Molecular Mechanisms of Exercise-induced Hippocampal Neurogenesis and Antidepressant Effects

Makoto Kondo
Department of Anatomy and Neuroscience, Graduate School of Medicine, Osaka Metropolitan University, Osaka, Japan

Corresponding author: Makoto Kondo, mkondo@omu.ac.jp

DOI: 10.31662/jmaj.2023-0010

Received: January 20, 2023
Accepted: February 2, 2023
Advance Publication: April 7, 2023
Published: April 14, 2023

Cite this article as:
Kondo M. Molecular Mechanisms of Exercise-induced Hippocampal Neurogenesis and Antidepressant Effects. JMA J. 2023;6(2):114-119.

Abstract

It is estimated that approximately 280 million people worldwide suffer from depression. Depression is a common disease to us all, and the socioeconomic loss caused by depression is very large. However, there is currently a problem that many depressed patients do not respond to existing antidepressants, including selective serotonin reuptake inhibitors (SSRIs). Therefore, novel and effective therapeutic agents are highly desirable. It has been reported that exercise has preventive effects on depression (antidepressant effects) and that serotonin, whose release increases in the brain with exercise, is involved in exercise-induced antidepressant effects. We focused on the action of serotonin and investigated its role in the antidepressant effect of exercise using gene knockout mice, and then, we found that serotonin type 3 (5-HT3) receptors play an essential role in the antidepressant effect of exercise. We then further investigated the antidepressant effects mediated by 5-HT3 receptors. Our detailed analyses revealed that neurons expressing 5-HT3 receptors are abundant in the subgranular zone of the hippocampal dentate gyrus and produce insulin-like growth factor-1 (IGF-1). In addition, we newly found that the stimulation of 5-HT3 receptors by agonists promotes IGF-1 release in the hippocampus and increases hippocampal neurogenesis via the IGF-1 signaling pathway, resulting in antidepressant effects. Furthermore, we further showed that a 5-HT3 receptor agonist increases hippocampal neurogenesis and exhibits antidepressant effects in mice with depressive-like behavior. A comparison with the effects of existing antidepressant SSRIs revealed that the 5-HT3 receptor-mediated antidepressant action is a new therapeutic mechanism that differs from existing drugs. Our findings suggest a novel 5-HT3 receptor-IGF-1 mechanism, which could lead to the development of new antidepressant drugs for depression based on the molecular mechanism of exercise-induced antidepressant effects and could bring significant benefits to many depressed patients who do not respond to existing drugs such as SSRIs.

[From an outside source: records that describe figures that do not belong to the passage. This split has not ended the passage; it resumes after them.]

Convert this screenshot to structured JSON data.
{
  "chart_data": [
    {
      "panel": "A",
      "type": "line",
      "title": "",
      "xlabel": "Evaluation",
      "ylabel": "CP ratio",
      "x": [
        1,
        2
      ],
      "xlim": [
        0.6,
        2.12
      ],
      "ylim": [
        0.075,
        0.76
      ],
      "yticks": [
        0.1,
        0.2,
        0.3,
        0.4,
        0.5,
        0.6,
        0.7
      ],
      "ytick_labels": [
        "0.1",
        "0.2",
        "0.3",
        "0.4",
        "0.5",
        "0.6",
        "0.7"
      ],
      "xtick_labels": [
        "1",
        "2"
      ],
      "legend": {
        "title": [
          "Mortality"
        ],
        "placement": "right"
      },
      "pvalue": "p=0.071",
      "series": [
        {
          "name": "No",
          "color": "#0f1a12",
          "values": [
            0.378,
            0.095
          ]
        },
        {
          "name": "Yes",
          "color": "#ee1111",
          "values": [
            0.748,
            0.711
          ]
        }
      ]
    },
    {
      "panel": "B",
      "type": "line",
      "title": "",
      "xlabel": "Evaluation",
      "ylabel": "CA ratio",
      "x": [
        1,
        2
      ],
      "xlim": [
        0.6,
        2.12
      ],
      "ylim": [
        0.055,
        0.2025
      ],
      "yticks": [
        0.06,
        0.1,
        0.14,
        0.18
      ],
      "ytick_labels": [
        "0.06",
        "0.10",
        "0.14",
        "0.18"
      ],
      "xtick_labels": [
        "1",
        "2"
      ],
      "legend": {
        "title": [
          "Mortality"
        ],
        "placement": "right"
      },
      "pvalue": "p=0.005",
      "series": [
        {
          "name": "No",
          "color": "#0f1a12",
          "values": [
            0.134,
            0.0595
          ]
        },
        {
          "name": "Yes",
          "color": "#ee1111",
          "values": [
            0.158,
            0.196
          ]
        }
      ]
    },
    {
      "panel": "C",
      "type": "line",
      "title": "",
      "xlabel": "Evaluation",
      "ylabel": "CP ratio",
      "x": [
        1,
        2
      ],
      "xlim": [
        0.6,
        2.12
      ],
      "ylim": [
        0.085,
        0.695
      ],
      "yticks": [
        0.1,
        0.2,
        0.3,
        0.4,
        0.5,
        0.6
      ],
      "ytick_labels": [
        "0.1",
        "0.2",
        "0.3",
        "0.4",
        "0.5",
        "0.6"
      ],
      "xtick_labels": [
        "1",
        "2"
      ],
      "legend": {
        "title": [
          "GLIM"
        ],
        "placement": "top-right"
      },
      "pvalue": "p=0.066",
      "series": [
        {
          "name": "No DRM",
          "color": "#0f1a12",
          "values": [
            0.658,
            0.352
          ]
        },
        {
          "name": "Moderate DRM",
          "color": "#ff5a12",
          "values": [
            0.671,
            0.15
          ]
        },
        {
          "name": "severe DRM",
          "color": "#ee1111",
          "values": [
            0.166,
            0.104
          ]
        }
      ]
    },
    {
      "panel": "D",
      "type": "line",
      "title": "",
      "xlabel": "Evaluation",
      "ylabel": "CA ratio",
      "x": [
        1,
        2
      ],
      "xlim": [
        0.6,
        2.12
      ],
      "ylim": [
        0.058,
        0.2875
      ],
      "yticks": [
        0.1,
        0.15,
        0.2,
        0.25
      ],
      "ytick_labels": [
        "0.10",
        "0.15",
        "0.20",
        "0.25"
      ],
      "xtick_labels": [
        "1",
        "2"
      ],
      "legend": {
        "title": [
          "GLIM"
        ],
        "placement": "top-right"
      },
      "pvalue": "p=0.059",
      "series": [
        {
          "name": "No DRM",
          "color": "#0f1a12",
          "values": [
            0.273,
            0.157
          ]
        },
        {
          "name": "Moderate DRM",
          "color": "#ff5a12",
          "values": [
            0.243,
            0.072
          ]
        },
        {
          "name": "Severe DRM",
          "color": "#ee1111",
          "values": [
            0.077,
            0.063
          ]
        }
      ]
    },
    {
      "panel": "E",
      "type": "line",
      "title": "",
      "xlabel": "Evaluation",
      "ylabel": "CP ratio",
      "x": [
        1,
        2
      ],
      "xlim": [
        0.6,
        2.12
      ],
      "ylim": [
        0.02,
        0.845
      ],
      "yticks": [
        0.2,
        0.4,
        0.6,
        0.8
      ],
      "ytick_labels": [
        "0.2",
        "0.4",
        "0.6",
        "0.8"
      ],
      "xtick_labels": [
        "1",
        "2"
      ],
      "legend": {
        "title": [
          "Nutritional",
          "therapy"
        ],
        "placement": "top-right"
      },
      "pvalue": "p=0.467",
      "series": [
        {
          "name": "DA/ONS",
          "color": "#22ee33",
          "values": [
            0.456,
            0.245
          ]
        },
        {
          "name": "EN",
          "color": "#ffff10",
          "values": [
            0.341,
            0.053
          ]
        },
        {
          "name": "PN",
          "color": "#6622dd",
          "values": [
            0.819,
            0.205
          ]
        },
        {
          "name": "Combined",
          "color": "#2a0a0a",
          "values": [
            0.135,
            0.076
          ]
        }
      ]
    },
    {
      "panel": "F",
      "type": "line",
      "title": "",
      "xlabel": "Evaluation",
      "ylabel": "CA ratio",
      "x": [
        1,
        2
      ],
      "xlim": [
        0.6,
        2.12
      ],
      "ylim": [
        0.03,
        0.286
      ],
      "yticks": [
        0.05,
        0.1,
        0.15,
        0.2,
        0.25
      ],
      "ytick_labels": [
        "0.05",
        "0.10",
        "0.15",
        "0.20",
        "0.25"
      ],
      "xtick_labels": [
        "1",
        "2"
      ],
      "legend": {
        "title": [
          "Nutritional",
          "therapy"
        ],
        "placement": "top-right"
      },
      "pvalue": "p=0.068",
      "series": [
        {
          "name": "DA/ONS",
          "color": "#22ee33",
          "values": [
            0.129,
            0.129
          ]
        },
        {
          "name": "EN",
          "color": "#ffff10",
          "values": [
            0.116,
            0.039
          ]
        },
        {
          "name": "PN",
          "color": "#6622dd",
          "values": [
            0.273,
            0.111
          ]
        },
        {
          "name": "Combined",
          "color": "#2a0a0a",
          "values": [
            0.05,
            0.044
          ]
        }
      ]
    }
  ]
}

Key words: exercise, hippocampal neurogenesis, antidepressant effects, serotonin, 5-HT3 receptor

Introduction

According to a World Health Organization report, there are approximately 280 million depressed people worldwide (1). Depression is a common mental illness to us all, and the socioeconomic loss caused by depression is very large. The National Health Promotion Movement in the 21st Century (Health Japan 21) launched by the Japanese government emphasizes the importance of the prevention and early treatment of depression from the perspective of mental health. Currently, antidepressants, including selective serotonin reuptake inhibitors (SSRIs), are used for the pharmacological treatment of depression. However, a significant proportion of depressed patients do not achieve remission, and the therapeutic effect is not sufficient (2). The large number of patients with treatment-resistant depression who do not respond to existing antidepressants has become a major social problem, and there is an urgent medical need to develop novel and effective therapeutic agents for depression (3).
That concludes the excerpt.